Into the Unknown

If you now have the song sung by a certain snow queen playing in your head, then I apologize. (But not really, since it’s an awesome song to pump you up when you need it.) But that phrase – into the unknown – perfectly describes what this past week has been for me.

Monday evening, I got a phone call, the phone call, letting me know there was a baby who needed a home and needed one immediately. After such a long time without a baby, it was starting to feel like my “normal” was life without a baby, rather than the other way around. Overjoyed, I promised the social worker that I could indeed be there to sign paperwork in 20 minutes, packed up my backpack with a blanket and onesie for a little baby boy, and rushed out the door, anxious to get there as soon as possible.

I showed up (just before 5pm, as promised), ready to sign paperwork so I could go pick up a baby I knew nothing about, other than the fact that he needed a home. I usually get more than a few minutes notice (a couple hours or even a day is usually what happens), and I also normally get some information during that initial phone call – the baby’s name, how old they are, what the circumstances are, and a guestimate of how long their stay with me will be. Of course, things change (I’ve said before that the only constant in foster care is change), but even having that much information and the social worker’s best guess helps me wrap my mind around the situation.

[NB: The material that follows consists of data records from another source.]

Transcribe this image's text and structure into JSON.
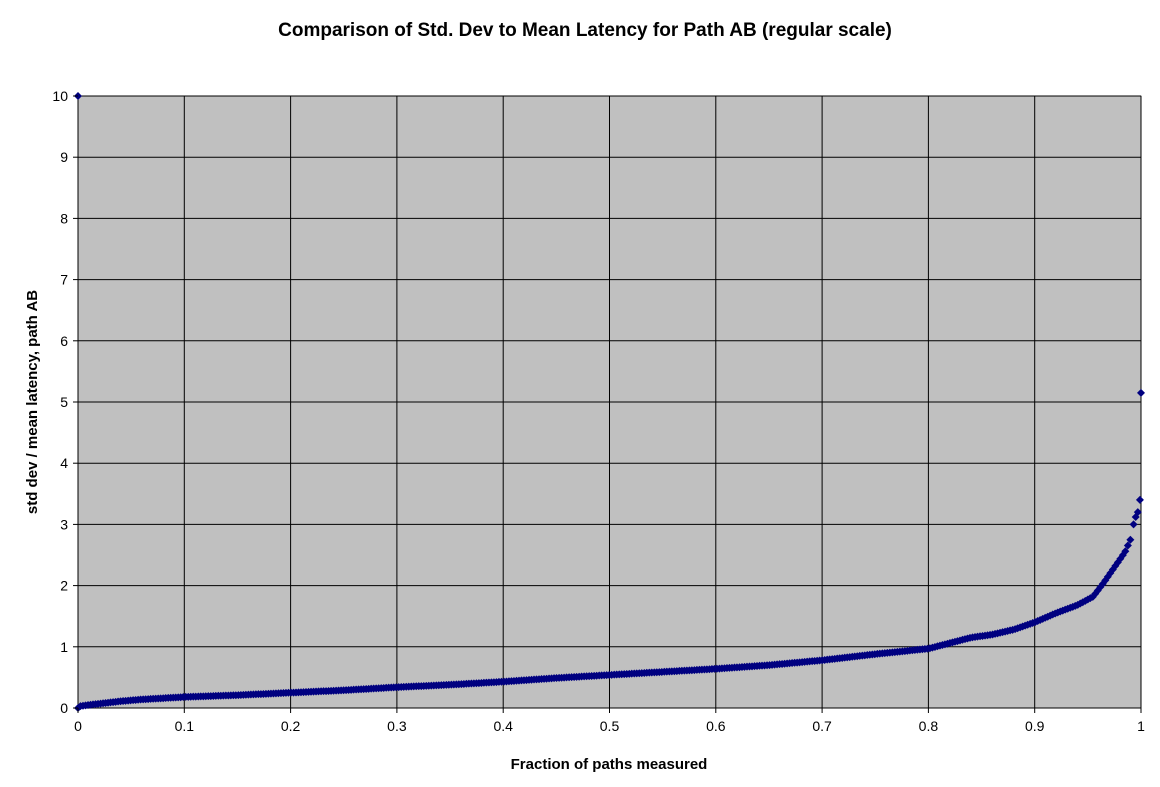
{
  "chart_data": {
    "type": "scatter",
    "title": "Comparison of Std. Dev to Mean Latency for Path AB (regular scale)",
    "xlabel": "Fraction of paths measured",
    "ylabel": "std dev / mean latency, path AB",
    "xlim": [
      0,
      1
    ],
    "ylim": [
      0,
      10
    ],
    "x_ticks": [
      "0",
      "0.1",
      "0.2",
      "0.3",
      "0.4",
      "0.5",
      "0.6",
      "0.7",
      "0.8",
      "0.9",
      "1"
    ],
    "y_ticks": [
      "0",
      "1",
      "2",
      "3",
      "4",
      "5",
      "6",
      "7",
      "8",
      "9",
      "10"
    ],
    "grid": true,
    "legend": "none",
    "colors": {
      "marker": "#000080",
      "plot_area": "#c0c0c0",
      "grid": "#000000"
    },
    "series": [
      {
        "marker": "diamond",
        "curve": [
          [
            0.0,
            0.0
          ],
          [
            0.002,
            0.03
          ],
          [
            0.01,
            0.05
          ],
          [
            0.02,
            0.07
          ],
          [
            0.04,
            0.11
          ],
          [
            0.06,
            0.14
          ],
          [
            0.08,
            0.16
          ],
          [
            0.1,
            0.18
          ],
          [
            0.15,
            0.21
          ],
          [
            0.2,
            0.25
          ],
          [
            0.25,
            0.29
          ],
          [
            0.3,
            0.34
          ],
          [
            0.35,
            0.38
          ],
          [
            0.4,
            0.43
          ],
          [
            0.45,
            0.49
          ],
          [
            0.5,
            0.54
          ],
          [
            0.55,
            0.59
          ],
          [
            0.6,
            0.64
          ],
          [
            0.65,
            0.7
          ],
          [
            0.7,
            0.78
          ],
          [
            0.75,
            0.88
          ],
          [
            0.8,
            0.97
          ],
          [
            0.82,
            1.06
          ],
          [
            0.84,
            1.15
          ],
          [
            0.86,
            1.2
          ],
          [
            0.88,
            1.28
          ],
          [
            0.9,
            1.4
          ],
          [
            0.92,
            1.55
          ],
          [
            0.94,
            1.68
          ],
          [
            0.955,
            1.82
          ],
          [
            0.965,
            2.05
          ],
          [
            0.975,
            2.3
          ],
          [
            0.985,
            2.55
          ],
          [
            0.99,
            2.75
          ]
        ],
        "outliers": [
          [
            0.993,
            3.0
          ],
          [
            0.995,
            3.12
          ],
          [
            0.997,
            3.2
          ],
          [
            0.999,
            3.4
          ],
          [
            1.0,
            5.15
          ],
          [
            0.0,
            10.0
          ]
        ]
      }
    ]
  }
}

This time, I had none of that. I just knew that I had to show up, and so I did. As I started to go through the paperwork with social worker, I realized that the name I was seeing on the papers was for a girl, not a boy. Not a huge deal, as I love having both girls and boys, but it was something definitely expected. Finishing up, I asked the social worker all my standards questions, and was told she had none of that information. All she knew was the hospital I needed to go to and the baby’s name.

Paperwork in hand, I showed up at hospital, only to find out that not only was the baby under a different name, but that she was actually in the NICU! (For those of you wondering if I picked up the right baby, I did. The social workers, nurses, and myself all double checked.) I changed this little baby girl, only 4 days old, into a blue onesie, put her into the car seat covered in dinosaurs, and drove ourselves home, where I immediately changed her into clothes with little hearts and settled in to get to know this little girl who I already loved with my whole heart.

On Wednesday, as I was still trying to adjust to caring for a newborn even as classes and work continue as usual, I had another phone call from her social worker and learned that she would be leaving on Friday. In less than 48 hours, I went from having no baby, to being up all night to hold her so she would sleep, to learning she would be moving again in less than another 48 hours. As an ESH mom, short stays are always a bittersweet thing because they mean that my babies have a long-term option for them readily available, which is better than the temporary stop-gap I help fill as an ESH placement. It doesn’t make them any less chaotic for me, but a part of me is happy that they will be in a stable place so quickly.

It is now Friday evening, and Baby Girl has been dropped off with her next family after a frantic morning spent packing her bag and a copious amount of tears on my part. It is hard to process just how much has happened this week in such a short amount of time. Yet at the same time, foster care is always about going into the unknown and committing to love anyways. Most of my babies don’t come with such a large amount of unknown squished into so few hours, but I usually don’t know exactly how long a baby will be with me or where they will go after their time with me. I don’t have any guarantees about how many complications they come with or how their birth family will act towards me.

I have taken a lot of comfort this week from a new song by JJ Heller, “You Already Know.” I might not know what is going to happen with any sort of certainty, but I can be assured that God does. He already knows when that next phone call will come, how long that baby will stay with me, and even where that baby will end up staying forever. I don’t have to know. And while it’s okay to feel scared and overwhelmed and anxious about it all sometimes, those feelings don’t mean I shouldn’t be an ESH mom – they just mean I’m human.

I plan on taking it easy this weekend, to sleep in as much as I want and keep to myself at home. But when Monday comes, I will commit to going into the unknown again without hesitation. As author Rachel Fordham has said, “I have zero regrets about loving this child. I will grieve deeply the love I want to keep giving, but never the love I gave.” I might not know what my future holds or who I will get to love, but I do know that I will continue to say yes to the chance to love.